COSTUMI

PRIMO LEVI, LA MEMORIA E IL RISCHIO DEL PENSIERO UNICO

L’Università di Torino voleva promuovere le immatricolazioni ricordando alcuni dei suoi studenti più illustri. Tra questi, Primo Levi.

Il manifesto recita: “Matricola nel 1937. Se questo è un uomo nel 1947. Anche la tua storia inizia qui.”

Un messaggio che, nelle intenzioni dell’Ateneo, avrebbe dovuto unire passato e futuro.

È accaduto invece il contrario.

Lo storico Bruno Maida, professore di Storia contemporanea, ha definito quel manifesto un grave errore, chiedendone il ritiro. La sua osservazione è storicamente fondata: tra il 1937 e il 1947 non c’è un semplice percorso universitario. Ci sono le leggi razziali, la persecuzione degli ebrei, l’arresto, Auschwitz, il ritorno e infine la necessità morale di scrivere Se questo è un uomo. Quel libro non nasce dall’università, ma dall’inferno della storia.

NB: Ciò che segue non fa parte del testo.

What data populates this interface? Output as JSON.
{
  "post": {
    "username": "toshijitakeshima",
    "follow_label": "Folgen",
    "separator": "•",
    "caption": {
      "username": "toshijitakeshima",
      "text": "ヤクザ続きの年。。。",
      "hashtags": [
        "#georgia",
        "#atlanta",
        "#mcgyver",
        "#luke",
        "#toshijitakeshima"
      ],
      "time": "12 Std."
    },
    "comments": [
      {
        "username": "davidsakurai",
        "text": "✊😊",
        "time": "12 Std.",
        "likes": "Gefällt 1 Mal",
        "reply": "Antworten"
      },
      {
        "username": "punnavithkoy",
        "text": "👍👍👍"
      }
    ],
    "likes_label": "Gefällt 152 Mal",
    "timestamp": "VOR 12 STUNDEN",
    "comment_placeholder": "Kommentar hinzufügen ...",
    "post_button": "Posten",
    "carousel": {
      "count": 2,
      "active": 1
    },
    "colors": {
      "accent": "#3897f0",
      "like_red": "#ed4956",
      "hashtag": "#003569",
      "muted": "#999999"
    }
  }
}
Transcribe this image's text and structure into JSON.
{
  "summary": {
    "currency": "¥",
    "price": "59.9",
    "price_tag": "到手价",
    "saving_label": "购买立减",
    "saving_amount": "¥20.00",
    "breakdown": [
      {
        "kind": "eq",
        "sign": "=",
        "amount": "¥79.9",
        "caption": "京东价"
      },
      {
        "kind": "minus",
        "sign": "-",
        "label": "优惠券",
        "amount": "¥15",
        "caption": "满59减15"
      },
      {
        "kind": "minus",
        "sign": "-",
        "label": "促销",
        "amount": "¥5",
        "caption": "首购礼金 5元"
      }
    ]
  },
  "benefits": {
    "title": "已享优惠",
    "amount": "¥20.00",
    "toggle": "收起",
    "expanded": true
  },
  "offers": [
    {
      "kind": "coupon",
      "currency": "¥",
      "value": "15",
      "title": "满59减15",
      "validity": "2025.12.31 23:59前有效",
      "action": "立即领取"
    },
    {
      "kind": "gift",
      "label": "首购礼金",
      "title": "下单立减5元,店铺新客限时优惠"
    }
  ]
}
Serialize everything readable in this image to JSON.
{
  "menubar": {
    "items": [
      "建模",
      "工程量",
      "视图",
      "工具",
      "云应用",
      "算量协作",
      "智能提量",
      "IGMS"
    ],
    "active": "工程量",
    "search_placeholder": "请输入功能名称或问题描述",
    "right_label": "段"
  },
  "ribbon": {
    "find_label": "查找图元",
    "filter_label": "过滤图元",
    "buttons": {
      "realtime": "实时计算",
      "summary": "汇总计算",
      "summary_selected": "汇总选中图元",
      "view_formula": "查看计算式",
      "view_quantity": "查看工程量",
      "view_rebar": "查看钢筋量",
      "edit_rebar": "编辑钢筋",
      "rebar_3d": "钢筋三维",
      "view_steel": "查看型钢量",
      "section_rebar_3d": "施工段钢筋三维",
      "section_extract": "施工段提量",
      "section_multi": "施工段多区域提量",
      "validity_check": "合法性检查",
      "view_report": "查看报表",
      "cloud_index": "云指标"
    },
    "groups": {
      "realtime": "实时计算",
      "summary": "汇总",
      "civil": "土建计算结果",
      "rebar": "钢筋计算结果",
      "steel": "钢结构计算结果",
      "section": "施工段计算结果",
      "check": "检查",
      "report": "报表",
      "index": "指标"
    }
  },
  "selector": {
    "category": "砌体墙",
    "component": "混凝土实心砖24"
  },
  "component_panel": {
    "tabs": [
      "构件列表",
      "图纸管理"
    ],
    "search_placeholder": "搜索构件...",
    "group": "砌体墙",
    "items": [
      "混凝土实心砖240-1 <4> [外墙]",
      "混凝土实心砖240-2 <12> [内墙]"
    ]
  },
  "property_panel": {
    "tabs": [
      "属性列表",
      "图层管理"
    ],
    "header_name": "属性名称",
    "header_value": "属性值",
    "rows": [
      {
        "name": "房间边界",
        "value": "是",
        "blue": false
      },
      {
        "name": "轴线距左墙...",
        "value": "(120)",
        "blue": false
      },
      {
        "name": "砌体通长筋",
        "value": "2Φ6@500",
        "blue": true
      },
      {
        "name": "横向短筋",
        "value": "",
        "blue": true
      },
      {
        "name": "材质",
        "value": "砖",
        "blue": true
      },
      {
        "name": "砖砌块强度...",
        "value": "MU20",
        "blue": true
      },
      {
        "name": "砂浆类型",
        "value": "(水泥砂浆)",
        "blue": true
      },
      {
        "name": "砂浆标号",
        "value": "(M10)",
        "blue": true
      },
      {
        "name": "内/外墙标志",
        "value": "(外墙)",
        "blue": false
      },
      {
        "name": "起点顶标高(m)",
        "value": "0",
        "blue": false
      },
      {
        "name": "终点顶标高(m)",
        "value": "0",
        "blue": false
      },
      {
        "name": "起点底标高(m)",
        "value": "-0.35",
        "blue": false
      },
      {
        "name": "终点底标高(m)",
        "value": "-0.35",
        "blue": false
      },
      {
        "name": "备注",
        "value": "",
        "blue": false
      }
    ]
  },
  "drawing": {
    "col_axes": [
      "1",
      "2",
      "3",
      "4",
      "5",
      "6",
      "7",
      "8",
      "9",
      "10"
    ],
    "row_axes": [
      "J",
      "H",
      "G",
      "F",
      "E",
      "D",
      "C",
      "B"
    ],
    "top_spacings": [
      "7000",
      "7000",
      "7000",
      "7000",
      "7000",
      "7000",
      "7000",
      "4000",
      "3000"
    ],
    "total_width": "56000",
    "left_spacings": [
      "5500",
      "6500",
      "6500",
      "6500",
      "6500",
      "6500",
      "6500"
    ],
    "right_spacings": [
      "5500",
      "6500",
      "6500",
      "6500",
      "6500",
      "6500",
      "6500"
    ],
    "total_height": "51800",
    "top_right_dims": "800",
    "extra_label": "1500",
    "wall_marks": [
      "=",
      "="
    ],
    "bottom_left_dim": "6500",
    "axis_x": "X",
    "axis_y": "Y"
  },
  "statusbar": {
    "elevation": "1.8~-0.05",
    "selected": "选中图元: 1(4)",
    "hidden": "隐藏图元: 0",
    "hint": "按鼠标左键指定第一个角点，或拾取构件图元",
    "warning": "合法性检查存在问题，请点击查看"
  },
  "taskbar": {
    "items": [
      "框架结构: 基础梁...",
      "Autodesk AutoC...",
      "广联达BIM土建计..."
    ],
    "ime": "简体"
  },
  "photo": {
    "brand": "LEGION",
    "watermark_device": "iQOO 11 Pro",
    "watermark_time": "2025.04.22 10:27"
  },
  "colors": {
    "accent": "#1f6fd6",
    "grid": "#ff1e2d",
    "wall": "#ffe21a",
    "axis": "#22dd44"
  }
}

Una posizione seria, documentata e rispettabile.

Ma proprio perché la memoria appartiene a tutti, credo che anche una riflessione diversa abbia diritto di essere ascoltata.

Il problema, infatti, non è soltanto il manifesto.

Il problema è come oggi raccontiamo la memoria ai giovani.

Siamo sicuri che la memoria abbia bisogno di un’unica chiave di lettura? Siamo certi che ogni interpretazione diversa debba essere immediatamente corretta o rimossa?

Io credo di no.

I giovani del 2026 non sono quelli del dopoguerra. Leggono, comunicano e costruiscono i significati in modo differente. Hanno il diritto di avvicinarsi a Primo Levi con gli strumenti del loro tempo, purché la storia resti integra nei fatti.

La memoria non è proprietà esclusiva degli storici, così come non appartiene alla pubblicità.

È un patrimonio civile che cresce attraverso il confronto.

Se un manifesto riesce a far discutere migliaia di studenti di Primo Levi, della Shoah e delle leggi razziali, forse il suo limite comunicativo ha prodotto, paradossalmente, un effetto educativo.

La vera sfida non è ritirare un cartellone.

È accompagnare quella discussione con la conoscenza.

La storia non teme le domande.

Teme l’indifferenza.

Ed è proprio contro l’indifferenza che Primo Levi ha scritto il suo libro.

Per questo credo che dobbiamo evitare un altro pericolo: trasformare la memoria in un territorio dove esiste una sola interpretazione autorizzata.

La storia vive di documenti.

La memoria vive anche del dialogo.

L’università dovrebbe insegnare entrambe.

FUORITEMPO

La memoria non sopravvive perché tutti pensano allo stesso modo.

Sopravvive quando ogni generazione è libera di comprenderla, senza tradirne la verità dei fatti.